НЗ: У вас такая оригинальная манера дирижировать, что я даже как-то спросила у оркестрантов, каково им с вами. Они ответили: дирижер хороший, прикольный, но главное — все понятно, чего он от нас хочет.

ТК: Ну зачем вы спрашивали… Оркестранты — это инструменты. То есть это все равно что спрашивать инструмент, хорошо ли на нем играют. Я на репетиции могу вложить в оркестр тысячу единиц информации. А на концерте добавить еще две тысячи. За счет своей энергии. Так, дирижерский импульс способен породить бесконечное число вариантов piano.

НЗ: Какое музыкальное сочинение впервые потрясло вас?

ТК: Потрясение идет не от сочинения, а от качества. В четыре года я слушал Караяна и Бернстайна в одно лето. Мама водила меня на все концерты Афинского фестиваля, мы ходили на них через день. Из сочинений меня потрясла Девятая симфония Бетховена. Потом вырос немножко — и испытал потрясение от фортепьянных концертов Моцарта. В 18 лет — от «Песни о земле» Малера.

НЗ: С чего «чайнику»можно начать знакомство с классической музыкой?

ТК: Подросток может начать со старинной музыки в хорошем аутентичном исполнении.

НЗ: Как по-вашему, раньше, при жизни, скажем, Бетховена, его музыку играли лучше? Или интерпретации как-то совершенствуются?

ТК: Очевидный прогресс — в изготовлении инструментов. Совершенствуется технология — у инструментов появляется больше красок.

НЗ: К скрипкам это тоже относится?

ТК: И к скрипкам. Вместе с тем исполнение потеряло в чувстве и ощущении стиля. Порча произошла в период позднего романтизма. Царицей популярности всегда была итальянская музыка — и всё начали интерпретировать как бельканто, всё в одной манере. Вплоть до того, что изменился диапазон, повысилось «ля». На музыку намазали дешевого итальянского соуса. В результате весь ХХ век мы слушали Моцарта, Бетховена и Брамса в огромном, таком роскошном звучании — при пустоте внутри. Раньше в моцартовском «Дон Жуане» играло шесть первых скрипок, теперь — шестнадцать. В жертву количеству и технологии принесли бедную прелесть стиля.
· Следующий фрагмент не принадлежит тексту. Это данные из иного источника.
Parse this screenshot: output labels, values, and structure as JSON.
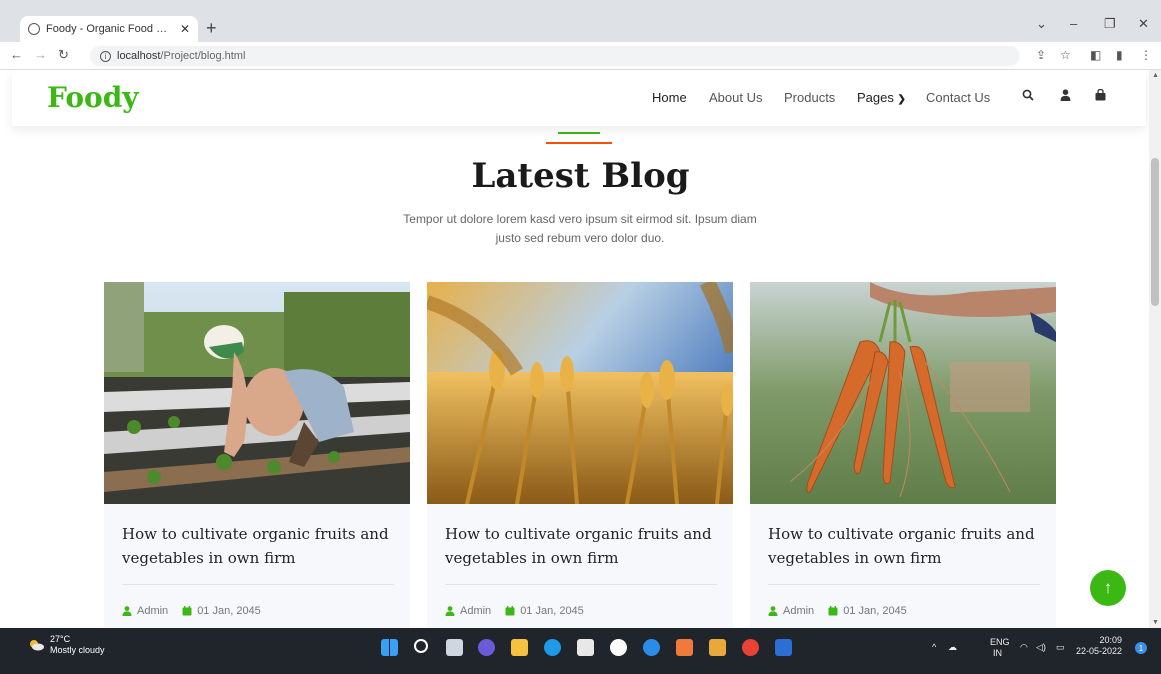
{
  "browser": {
    "tab_title": "Foody - Organic Food Website Te",
    "tab_close": "✕",
    "new_tab": "+",
    "url_host": "localhost",
    "url_path": "/Project/blog.html",
    "win_minimize": "–",
    "win_restore": "❐",
    "win_close": "✕",
    "win_dropdown": "⌄"
  },
  "site": {
    "brand": "Foody",
    "accent_color": "#3cb815",
    "secondary_color": "#f65005",
    "menu": [
      {
        "label": "Home"
      },
      {
        "label": "About Us"
      },
      {
        "label": "Products"
      },
      {
        "label": "Pages"
      },
      {
        "label": "Contact Us"
      }
    ],
    "pages_caret": "⌄"
  },
  "section": {
    "title": "Latest Blog",
    "subtitle": "Tempor ut dolore lorem kasd vero ipsum sit eirmod sit. Ipsum diam justo sed rebum vero dolor duo."
  },
  "posts": [
    {
      "title": "How to cultivate organic fruits and vegetables in own firm",
      "author": "Admin",
      "date": "01 Jan, 2045",
      "image": "farmer-planting-photo"
    },
    {
      "title": "How to cultivate organic fruits and vegetables in own firm",
      "author": "Admin",
      "date": "01 Jan, 2045",
      "image": "wheat-field-photo"
    },
    {
      "title": "How to cultivate organic fruits and vegetables in own firm",
      "author": "Admin",
      "date": "01 Jan, 2045",
      "image": "carrots-harvest-photo"
    }
  ],
  "back_to_top": "↑",
  "taskbar": {
    "temperature": "27°C",
    "weather": "Mostly cloudy",
    "lang": "ENG",
    "region": "IN",
    "time": "20:09",
    "date": "22-05-2022",
    "notifications": "1"
  }
}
НЗ: Где вас слушать в следующем сезоне?

ТК: В «Геликон-опере» я дирижирую «Аиду» и «Фальстафа».

НЗ: А с большими оркестрами?

ТК: 30 октября в Большом зале консерватории сыграю с федосеевским оркестром Седьмую симфонию Шостаковича. Я произведу в ней капитальный ремонт.
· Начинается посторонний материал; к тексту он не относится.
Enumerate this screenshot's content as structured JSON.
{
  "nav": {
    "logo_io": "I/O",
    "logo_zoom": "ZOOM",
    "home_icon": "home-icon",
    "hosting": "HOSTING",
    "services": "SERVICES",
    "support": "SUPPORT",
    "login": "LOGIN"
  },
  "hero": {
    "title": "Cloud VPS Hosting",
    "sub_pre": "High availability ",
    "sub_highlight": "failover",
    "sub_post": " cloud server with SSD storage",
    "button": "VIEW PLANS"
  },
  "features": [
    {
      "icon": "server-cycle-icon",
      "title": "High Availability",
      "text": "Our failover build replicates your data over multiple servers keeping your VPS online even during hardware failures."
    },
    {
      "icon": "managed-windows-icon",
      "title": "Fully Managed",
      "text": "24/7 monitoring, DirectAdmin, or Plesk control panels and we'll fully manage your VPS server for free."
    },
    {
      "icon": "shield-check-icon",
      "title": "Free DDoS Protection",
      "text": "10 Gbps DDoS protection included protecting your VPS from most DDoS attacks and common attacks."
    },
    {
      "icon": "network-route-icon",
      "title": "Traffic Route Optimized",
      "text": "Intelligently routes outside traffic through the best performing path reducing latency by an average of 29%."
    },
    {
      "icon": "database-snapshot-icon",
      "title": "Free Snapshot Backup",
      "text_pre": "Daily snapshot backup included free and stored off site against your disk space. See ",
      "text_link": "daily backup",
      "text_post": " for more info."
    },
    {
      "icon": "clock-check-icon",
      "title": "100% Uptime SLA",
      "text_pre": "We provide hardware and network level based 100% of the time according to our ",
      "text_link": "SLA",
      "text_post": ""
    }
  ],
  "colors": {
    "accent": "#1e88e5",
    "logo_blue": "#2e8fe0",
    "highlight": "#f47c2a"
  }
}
НЗ: А Московская филармония не делала вам предложений?

ТК: Угол Маяковской и Тверской — хорошее место. Но еще лучше — около памятника Маяковскому. Я бы после какого-нибудь концерта в в зале Чайковского собрал бы всех этих старушек, облил бы себя нефтью и просто поджег. Может, кто-нибудь и понял бы, что такое на самом деле быть дирижером.

НЗ: Все спрашивают вас про ваши кольца; может, вы и мне расскажете?

ТК: Вам — расскажу. Вот это большое, на правой руке, подарила мне в 90-м году, в Будапеште, после «черных» путешествий, в которых я искал вдохновения, культовая личность, подруга и духовная сестра Анжелика Вракас, муза декадентов. Она персонаж почти ирреальный. Дело в том, что в моей подписи зашифрована буква «омега», знаменующая конец алфавита, конец времени. А на перстне Анжелики — буква «А», символ начала времени. Она сказала, что это волшебное кольцо, и я не снимаю его уже 12 лет. Взамен я отдал ей свое фамильное кольцо 1853 года.

НЗ: А второе, на левой?

ТК: Оно помогает мне не забывать, что искренней любви удостаиваются только недостойные ее.